第15节(1 / 2)

“我哥说了,给市规划局那位黄主任送点好处,他是主管县里几家大厂福利房的,保管这回厂子东边那片家属楼,有咱们一间。”

林建国却不以为然,“这回就是不送礼,也肯定有咱们一间,那分房报告从咱俩结婚就打上去了,比咱们资格老的都分了房子,轮也该轮到咱们了。”

“可比咱们资格浅的,也有早两年分下房子的,你要是老实巴交等指标,那得等到什么时候去!”王丽珍听了王大海的话,对送礼这事儿已经是势在必行了,“年年有人送礼,年年就有人插队,你知道么!”

林建国上午才在医院挂过水,晚上的饭也没吃两口,这会儿胃又不舒服起来,蜷缩着躺在床上,对喋喋不休的王丽珍不胜其烦,只能选择了沉默。

而林建水屋里,却平静多了。

田凤霞锁上门窗,偷偷看了好几遍确定外头没人,才拉着林建水小声道:“你知道,妈的存折上,有多少钱么?”

林建水正在吃饭,饭是晚上林母做的,因为林建国胃不舒服搅的面疙瘩汤炒的土豆丝,天正热着放了这么久也没凉,就是土豆丝儿太清淡了,感觉一点味儿也没有,芳芳只愿意啃馒头,不肯吃菜。

听见这话,林建水有点懵,诧异的摇了摇头,“你怎么会知道妈的存折……你刚才?”

“我可没拿你妈存折!”田凤霞知道他想什么,赶紧就给否了,“你别管我怎么知道的,我就问你,你想知道上头有多少钱不?”

林建水起身,再一次往门外看了一遍,拐回来坐下,到底还是没忍住,点了点头,“有多少?”

田凤霞得意的笑了,偷偷凑到林建水耳朵边小声道:“三千九百二十一块八毛六!”

“什么?!”林建水激动得一下子从凳子上滑了下来,满脸震惊的看着田凤霞,“不可能,你肯定是胡说的!”

田凤霞轻哼一声,“你说要是分家,这三千块钱拿出来大家分分,咱们差不多也能分一千块吧,一千块呢!哈哈……能买多少好吃的和漂亮衣服呀!”

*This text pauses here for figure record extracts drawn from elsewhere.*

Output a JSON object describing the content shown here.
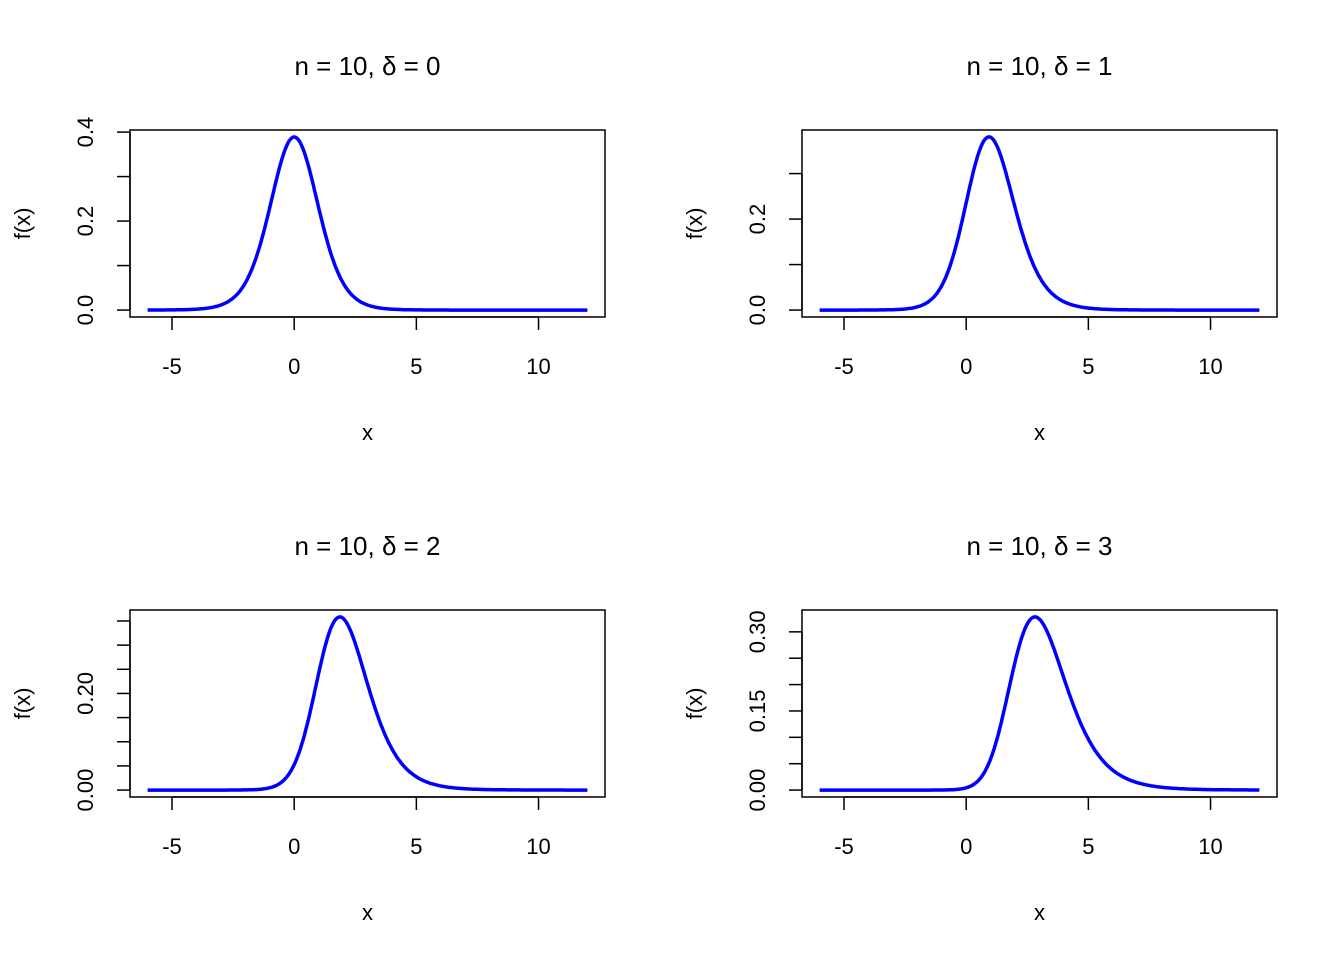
{
  "chart_data": [
    {
      "type": "line",
      "title": "n = 10,  δ = 0",
      "df": 10,
      "ncp": 0,
      "xlabel": "x",
      "ylabel": "f(x)",
      "x_range": [
        -6,
        12
      ],
      "x_ticks": [
        -5,
        0,
        5,
        10
      ],
      "y_ticks": [
        0,
        0.1,
        0.2,
        0.3,
        0.4
      ],
      "y_tick_labels": [
        "0.0",
        "",
        "0.2",
        "",
        "0.4"
      ],
      "color": "#0000ff"
    },
    {
      "type": "line",
      "title": "n = 10,  δ = 1",
      "df": 10,
      "ncp": 1,
      "xlabel": "x",
      "ylabel": "f(x)",
      "x_range": [
        -6,
        12
      ],
      "x_ticks": [
        -5,
        0,
        5,
        10
      ],
      "y_ticks": [
        0,
        0.1,
        0.2,
        0.3
      ],
      "y_tick_labels": [
        "0.0",
        "",
        "0.2",
        ""
      ],
      "color": "#0000ff"
    },
    {
      "type": "line",
      "title": "n = 10,  δ = 2",
      "df": 10,
      "ncp": 2,
      "xlabel": "x",
      "ylabel": "f(x)",
      "x_range": [
        -6,
        12
      ],
      "x_ticks": [
        -5,
        0,
        5,
        10
      ],
      "y_ticks": [
        0,
        0.05,
        0.1,
        0.15,
        0.2,
        0.25,
        0.3,
        0.35
      ],
      "y_tick_labels": [
        "0.00",
        "",
        "",
        "",
        "0.20",
        "",
        "",
        ""
      ],
      "color": "#0000ff"
    },
    {
      "type": "line",
      "title": "n = 10,  δ = 3",
      "df": 10,
      "ncp": 3,
      "xlabel": "x",
      "ylabel": "f(x)",
      "x_range": [
        -6,
        12
      ],
      "x_ticks": [
        -5,
        0,
        5,
        10
      ],
      "y_ticks": [
        0,
        0.05,
        0.1,
        0.15,
        0.2,
        0.25,
        0.3
      ],
      "y_tick_labels": [
        "0.00",
        "",
        "",
        "0.15",
        "",
        "",
        "0.30"
      ],
      "color": "#0000ff"
    }
  ]
}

林建水无奈的摇了摇头,等田凤霞那股子劲头过去,才开始泼冷水,“你想分家,我就问问你,分了家,咱们住哪儿?”

田凤霞愣住了。

王丽珍说厂里要分房子,她跟林建国夫妻俩都在棉纺厂工作,也排队排了这么些年,可林建水……他去厂里后勤部递资料人家都不要,前面排队的名单资料拿出来摞了差不多一人高,像林建水这样的,且等着吧。

林建水见田凤霞反应过来了,忍不住叹了口气,“现在最想分家的不是你,是大嫂,人家两口子都拿工资,努努力还能在厂里分房子,大伟也大了该上小学不用带了,搬出去不用伺候老人还自在,我都不知道,你跟在旁边瞎起哄个什么劲儿,长那么漂亮一张脸,这脑子怎么就不够数呢,唉……”

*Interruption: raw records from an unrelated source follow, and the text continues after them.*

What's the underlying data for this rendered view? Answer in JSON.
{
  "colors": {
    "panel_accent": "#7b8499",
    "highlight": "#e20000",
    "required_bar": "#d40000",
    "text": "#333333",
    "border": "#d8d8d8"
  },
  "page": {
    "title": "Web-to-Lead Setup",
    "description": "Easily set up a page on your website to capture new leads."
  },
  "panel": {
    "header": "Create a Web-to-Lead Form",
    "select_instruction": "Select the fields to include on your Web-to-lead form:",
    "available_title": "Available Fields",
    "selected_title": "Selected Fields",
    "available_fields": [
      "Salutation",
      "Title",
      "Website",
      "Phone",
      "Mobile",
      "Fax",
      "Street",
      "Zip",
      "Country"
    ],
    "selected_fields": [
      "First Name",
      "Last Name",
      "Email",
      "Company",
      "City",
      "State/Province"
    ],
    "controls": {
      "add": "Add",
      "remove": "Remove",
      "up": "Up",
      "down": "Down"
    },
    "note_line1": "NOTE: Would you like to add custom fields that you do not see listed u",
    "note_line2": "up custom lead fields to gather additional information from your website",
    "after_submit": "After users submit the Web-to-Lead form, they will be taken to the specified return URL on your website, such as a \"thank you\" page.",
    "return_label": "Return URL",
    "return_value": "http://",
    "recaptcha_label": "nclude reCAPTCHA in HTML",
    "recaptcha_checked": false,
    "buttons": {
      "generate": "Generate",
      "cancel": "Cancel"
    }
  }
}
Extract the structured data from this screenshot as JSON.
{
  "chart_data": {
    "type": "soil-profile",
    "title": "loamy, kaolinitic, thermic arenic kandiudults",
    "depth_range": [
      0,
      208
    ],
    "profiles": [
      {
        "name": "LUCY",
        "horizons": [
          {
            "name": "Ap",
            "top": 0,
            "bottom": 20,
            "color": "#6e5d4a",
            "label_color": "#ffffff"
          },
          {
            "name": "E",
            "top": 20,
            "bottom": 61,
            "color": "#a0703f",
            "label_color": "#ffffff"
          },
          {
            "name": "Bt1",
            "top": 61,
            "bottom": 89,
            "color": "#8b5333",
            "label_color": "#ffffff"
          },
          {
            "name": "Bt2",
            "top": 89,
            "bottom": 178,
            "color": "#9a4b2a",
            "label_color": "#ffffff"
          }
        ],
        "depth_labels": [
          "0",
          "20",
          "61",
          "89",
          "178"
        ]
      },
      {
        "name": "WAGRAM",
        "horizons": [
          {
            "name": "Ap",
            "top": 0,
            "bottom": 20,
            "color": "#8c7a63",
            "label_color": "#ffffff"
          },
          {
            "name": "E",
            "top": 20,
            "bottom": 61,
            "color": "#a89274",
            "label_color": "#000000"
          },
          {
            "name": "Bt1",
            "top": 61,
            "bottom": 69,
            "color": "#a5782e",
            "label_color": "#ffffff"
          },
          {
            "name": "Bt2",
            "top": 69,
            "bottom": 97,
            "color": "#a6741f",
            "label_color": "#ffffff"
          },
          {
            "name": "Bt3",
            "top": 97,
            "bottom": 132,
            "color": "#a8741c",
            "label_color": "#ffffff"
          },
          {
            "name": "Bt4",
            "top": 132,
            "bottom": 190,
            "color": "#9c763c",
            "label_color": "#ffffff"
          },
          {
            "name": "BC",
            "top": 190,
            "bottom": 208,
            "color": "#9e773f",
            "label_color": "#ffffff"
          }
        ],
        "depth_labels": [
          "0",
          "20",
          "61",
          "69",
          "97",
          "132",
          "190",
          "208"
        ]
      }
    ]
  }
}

田凤霞本来已经对林建水刮目相看了,但是听到他最后一句,到底还是没忍住,一巴掌拍在了林建水的后脑勺上,“谁不够数!一个爹妈生的一个厂上班,你大哥都混上车间主任了,再看看你!”

“行行行我错了行吗!”林建水赶紧抱着脑袋躲到一边,端了碗筷往厨房去了。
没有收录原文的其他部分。